Trust the wisdom of God. Christ is your righteousness. sanctification and redemption. He is righteousness. See Jeremiah 23:5,6 for the messianic source of the reference. Union with Christ means that he is your righteousness. The theological term Paul uses elsewhere is justification. Your justification never rests on, is never based on, your works. It is what Christ has done for you, his righteousness, placed on your account. You receive the righteousness of Christ by faith, by faith alone. The heart of the gospel depends on that. Beware of the moralism that is essentially salvation by works: I’m not as bad as my neighbor. Therefore God will look kindly on me.
“One does not in practice take Christ for justification itself or sanctification itself for these are not independent realities to be grasped. One is not united to justification or sanctification. Rather, one receives and is united to Christ, in whom these blessings reside. Therefore, to be united to Christ is necessarily to be made a partaker of all his blessings, not merely a few.”
Mark A. Garcia, Life in Christ: Union with Christ and Twofold Grace in Calvin’s Theology, p. 165
But don’t begin to think that justification by faith alone depreciates obedience. Christ is also your holiness, just as much as he is your righteousness. Like justification, sanctification is an aspect of your union with Christ.
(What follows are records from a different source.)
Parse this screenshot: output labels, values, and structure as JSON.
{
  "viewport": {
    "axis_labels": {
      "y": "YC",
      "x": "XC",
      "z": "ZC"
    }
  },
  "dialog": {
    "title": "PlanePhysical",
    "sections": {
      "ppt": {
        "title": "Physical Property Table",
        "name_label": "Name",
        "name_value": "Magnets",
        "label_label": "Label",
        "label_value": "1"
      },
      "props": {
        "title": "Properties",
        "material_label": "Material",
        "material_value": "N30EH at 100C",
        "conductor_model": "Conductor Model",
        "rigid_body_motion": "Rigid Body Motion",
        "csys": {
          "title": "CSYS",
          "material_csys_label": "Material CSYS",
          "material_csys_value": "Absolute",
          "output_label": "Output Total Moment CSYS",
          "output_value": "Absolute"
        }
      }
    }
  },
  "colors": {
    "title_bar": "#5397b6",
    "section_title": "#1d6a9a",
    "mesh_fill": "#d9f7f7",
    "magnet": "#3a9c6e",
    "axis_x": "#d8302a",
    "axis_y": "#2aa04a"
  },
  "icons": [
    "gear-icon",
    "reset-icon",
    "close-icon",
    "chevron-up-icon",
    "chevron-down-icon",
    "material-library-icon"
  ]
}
See Romans 5 & 6. You have been set free from the bondage of sin. People sometimes think of justification as God’s work, and that’s really important. Sanctification, of obedience, is my response of gratitude, often with an emphasis on how poor and imperfect it is. (There is an element of truth in that. Justification is certainly God’s work, and our sanctification does flow out of gratitude.) But as Paul describes it here in 1 Cor. 1, Christ is our holiness no less than our righteousness. The two must go together. Yes, we are active in good works, but only because God is first of all active in us, both to will and do.
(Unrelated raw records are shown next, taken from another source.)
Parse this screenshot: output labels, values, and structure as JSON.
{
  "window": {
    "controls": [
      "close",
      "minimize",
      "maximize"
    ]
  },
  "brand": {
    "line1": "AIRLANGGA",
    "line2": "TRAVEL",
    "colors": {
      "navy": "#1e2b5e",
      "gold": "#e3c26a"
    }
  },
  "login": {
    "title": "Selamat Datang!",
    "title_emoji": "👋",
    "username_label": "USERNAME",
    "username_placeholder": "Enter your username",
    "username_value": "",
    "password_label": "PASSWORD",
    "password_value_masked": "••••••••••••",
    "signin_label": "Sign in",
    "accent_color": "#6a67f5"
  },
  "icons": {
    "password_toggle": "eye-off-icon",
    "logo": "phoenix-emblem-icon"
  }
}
“By faith we grasp Christ’s righteousness, by which alone we are reconciled to God. Yet you could not grasp this without at the same time grasping sanctification also. For he “is given unto us for righteousness, wisdom, sanctification, and redemption” [1 Corinthians 1:30]. Therefore Christ justifies no one whom he does not at the same time sanctify. These benefits are joined together by an everlasting and indissoluble bond, so that those whom he illumines by his wisdom, he redeems; those whom he redeems, he justifies; those whom he justifies, he sanctifies.”
John Calvin, Institutes of the Christian Religion, 3.16.1.
He is your redemption. The word refers to liberating a slave by the payment of a ransom. It is a comprehensive term that implies Christ’s sacrificial work, cf. Ephesians 1:7. And it includes God’s entire work of redemption, your growth in grace as well as the forgiveness of your sins.
Because of this, boast only in the Lord. The quote is from Jeremiah 9:23, 24. God is about to punish Israel for her sin. He is removing all false security. Glory, boast only in the Lord. His name is here applied to Christ. Boast only in him. You have no grounds for boasting in yourself. God has chosen you, not for who you are, but because of who you are not! The glory is his as the Westminster Shorter Catechism, Q & A 1 points out. Glory in Christ, because the Lord has become your righteousness.
Do you see how complete God’s work in Christ is? Do you trust him? And do you find in him, not only your forgiveness, but also your growth in holiness?